Eё взрослые дети жили отдельно и наперебой звали поселиться у них, но Анна Германовна не хотела покидать свой дом, который построил ещё её дед и в котором она прожила всю свою жизнь. Дети утеплили и отремонтировали дом, но в остальном он остался тем же старым домом, который она любила. В комнатах стояла старинная мебель, столы и тумбочки были покрыты вязаными кружевными салфетками и скатертями, на стенах висели картины и множество выгоревших чёрно-белых фотографий, с которых смотрели дамы в великолепных бальных платьях, офицеры в мундирах и смешные мальчишки в бархатных штанишках с непременным огромным бантом под подбородком.

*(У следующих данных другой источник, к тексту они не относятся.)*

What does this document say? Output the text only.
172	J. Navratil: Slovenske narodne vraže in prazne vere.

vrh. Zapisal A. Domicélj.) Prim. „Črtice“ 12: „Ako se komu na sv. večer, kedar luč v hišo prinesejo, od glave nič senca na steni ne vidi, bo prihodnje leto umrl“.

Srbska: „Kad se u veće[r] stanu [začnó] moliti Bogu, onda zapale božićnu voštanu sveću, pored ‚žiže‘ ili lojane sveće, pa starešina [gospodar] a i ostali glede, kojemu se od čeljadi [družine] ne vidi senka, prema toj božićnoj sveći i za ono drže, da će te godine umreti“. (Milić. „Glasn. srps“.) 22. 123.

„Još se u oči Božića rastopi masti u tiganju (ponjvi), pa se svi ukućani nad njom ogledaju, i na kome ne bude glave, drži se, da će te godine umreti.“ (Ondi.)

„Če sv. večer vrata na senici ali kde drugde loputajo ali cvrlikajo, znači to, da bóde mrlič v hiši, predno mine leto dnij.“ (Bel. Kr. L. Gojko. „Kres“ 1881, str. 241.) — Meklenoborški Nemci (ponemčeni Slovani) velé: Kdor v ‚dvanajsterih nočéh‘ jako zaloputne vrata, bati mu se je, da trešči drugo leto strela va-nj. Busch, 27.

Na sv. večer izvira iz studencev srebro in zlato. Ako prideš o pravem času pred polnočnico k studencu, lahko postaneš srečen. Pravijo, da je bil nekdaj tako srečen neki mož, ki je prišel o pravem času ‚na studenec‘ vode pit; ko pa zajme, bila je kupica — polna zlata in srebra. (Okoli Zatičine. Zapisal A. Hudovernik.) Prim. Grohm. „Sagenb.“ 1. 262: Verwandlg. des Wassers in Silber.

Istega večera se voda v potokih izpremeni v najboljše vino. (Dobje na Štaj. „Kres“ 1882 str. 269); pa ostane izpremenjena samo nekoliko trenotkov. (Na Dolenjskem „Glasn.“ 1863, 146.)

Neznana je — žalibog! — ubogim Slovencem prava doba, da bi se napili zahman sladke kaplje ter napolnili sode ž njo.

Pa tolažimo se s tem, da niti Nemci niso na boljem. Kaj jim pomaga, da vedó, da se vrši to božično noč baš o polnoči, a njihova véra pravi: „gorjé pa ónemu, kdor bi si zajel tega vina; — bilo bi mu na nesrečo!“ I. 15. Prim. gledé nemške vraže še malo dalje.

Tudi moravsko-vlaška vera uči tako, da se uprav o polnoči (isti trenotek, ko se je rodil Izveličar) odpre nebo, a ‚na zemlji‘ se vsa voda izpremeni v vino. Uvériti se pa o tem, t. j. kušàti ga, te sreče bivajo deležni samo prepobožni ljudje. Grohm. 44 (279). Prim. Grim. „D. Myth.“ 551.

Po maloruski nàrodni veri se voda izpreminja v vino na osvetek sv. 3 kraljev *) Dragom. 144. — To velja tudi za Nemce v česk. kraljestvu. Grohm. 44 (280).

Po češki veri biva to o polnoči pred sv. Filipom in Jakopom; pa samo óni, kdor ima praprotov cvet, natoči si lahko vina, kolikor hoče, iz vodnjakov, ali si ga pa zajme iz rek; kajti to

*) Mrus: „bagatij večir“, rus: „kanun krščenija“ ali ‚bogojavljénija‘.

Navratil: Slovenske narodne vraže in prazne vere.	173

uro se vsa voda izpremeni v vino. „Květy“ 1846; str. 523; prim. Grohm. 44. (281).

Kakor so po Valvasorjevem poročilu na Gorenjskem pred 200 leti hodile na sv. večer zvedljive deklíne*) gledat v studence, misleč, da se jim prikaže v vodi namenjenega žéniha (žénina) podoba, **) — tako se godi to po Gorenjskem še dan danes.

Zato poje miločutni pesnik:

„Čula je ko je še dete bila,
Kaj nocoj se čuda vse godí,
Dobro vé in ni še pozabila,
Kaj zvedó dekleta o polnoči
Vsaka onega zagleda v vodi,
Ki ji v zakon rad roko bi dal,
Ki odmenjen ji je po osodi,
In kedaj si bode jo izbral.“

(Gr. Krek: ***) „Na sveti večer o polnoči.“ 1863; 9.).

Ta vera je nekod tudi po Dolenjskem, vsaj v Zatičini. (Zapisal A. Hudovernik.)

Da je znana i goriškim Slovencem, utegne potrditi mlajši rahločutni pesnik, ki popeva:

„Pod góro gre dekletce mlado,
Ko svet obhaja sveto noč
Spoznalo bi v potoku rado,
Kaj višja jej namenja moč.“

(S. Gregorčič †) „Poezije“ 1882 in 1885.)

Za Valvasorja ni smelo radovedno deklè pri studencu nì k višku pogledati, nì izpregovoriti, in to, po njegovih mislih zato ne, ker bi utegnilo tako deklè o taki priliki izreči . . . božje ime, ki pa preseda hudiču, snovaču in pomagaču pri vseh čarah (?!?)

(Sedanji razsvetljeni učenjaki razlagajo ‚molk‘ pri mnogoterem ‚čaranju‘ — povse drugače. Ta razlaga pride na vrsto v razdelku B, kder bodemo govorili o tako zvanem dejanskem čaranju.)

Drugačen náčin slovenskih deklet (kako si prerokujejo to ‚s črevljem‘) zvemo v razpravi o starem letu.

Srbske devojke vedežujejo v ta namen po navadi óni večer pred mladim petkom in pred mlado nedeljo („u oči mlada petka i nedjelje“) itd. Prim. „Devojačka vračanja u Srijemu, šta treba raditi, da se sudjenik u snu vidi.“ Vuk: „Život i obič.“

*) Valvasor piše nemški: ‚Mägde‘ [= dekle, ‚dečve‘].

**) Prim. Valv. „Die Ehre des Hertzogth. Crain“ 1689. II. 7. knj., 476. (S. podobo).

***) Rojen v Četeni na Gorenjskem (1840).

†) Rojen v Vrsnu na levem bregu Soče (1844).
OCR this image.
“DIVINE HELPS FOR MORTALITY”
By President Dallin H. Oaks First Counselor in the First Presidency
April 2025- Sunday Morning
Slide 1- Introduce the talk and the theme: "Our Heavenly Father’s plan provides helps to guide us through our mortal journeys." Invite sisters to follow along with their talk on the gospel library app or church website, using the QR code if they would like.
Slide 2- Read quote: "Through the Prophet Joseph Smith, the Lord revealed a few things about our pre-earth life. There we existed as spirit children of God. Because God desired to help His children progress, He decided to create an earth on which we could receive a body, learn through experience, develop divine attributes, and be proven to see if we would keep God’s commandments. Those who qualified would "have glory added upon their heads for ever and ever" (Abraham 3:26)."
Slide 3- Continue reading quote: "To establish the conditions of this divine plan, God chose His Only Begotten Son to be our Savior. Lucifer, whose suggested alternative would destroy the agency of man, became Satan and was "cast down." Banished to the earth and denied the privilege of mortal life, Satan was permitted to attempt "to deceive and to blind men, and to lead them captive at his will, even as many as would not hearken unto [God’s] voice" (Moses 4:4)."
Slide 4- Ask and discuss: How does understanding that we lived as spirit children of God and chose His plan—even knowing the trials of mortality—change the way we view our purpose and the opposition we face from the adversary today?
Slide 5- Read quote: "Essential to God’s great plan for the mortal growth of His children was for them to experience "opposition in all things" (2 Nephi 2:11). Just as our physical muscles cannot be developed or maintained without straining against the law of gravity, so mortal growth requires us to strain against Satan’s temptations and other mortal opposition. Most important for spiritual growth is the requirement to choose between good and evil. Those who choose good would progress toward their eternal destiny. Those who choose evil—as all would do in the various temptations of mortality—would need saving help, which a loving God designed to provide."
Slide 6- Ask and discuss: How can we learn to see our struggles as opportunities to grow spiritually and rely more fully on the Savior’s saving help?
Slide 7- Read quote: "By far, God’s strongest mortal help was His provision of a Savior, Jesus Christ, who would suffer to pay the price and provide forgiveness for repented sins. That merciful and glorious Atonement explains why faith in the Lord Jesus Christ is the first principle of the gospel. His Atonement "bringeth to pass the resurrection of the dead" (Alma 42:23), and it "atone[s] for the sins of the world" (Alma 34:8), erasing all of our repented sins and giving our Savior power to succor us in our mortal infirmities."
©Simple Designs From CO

Пока бабушка раскладывала на столе принесённое с собой угощение к чаю и расспрашивала Анну Германовну о детях и внуках, Ляля ходила по гостиной, заворожённо разглядывая старую мебель, трогая нежные как бархат пузатые бока комодов, буфетов и многочисленных шкатулок, отделанных витиеватыми резными планками, инкрустациями и другими деталями, названия которых Ляля не знала. Поверхности, к которым прикасалась Ляля, казались тёплыми, и вообще вся мебель представлялась ей живой, как в сказках Андерсена. Ей казалось, что буфеты и комоды разговаривают по ночам, шепчут друг другу сказки, жалуются на старческий ревматизм и скрипы в ножках, что в каждом из этих ящичков непременно живут гномы, феи и другие волшебные существа, которые берегут этот уютный дом и его хозяйку.
Вот, наконец, и зеркало! Огромное, высотой с большой резной буфет, около которого оно стояло, в широкой раме с такой же резьбой, как у буфета, на крепкой деревянной подставке-опоре. С опаской, поминутно оглядываясь на бабушку с Анной Германовной, которые сидели за столом у окна и оживлённо беседовали, Ляля подошла к зеркалу и заглянула в него. И… ничего особенного. Зеркало как зеркало. Только тусклое от старости и с какими-то пятнами на поверхности.
– Ляля, ты чай с нами пить собираешься? – позвала бабушка.
Ляля подбежала к столу.
– А это зеркало у вас очень старое? – спросила она Анну Германовну.
– Очень! – улыбнулась старушка. – Стоит здесь, сколько себя помню, – и при батюшке моём ещё стояло. Кажется, его приобрёл дед, когда построил дом, у одного петербургского мастера. Как-то так получилось, что дом не тронули в революцию, и в войну он не пострадал. Вот всё и сохранилось.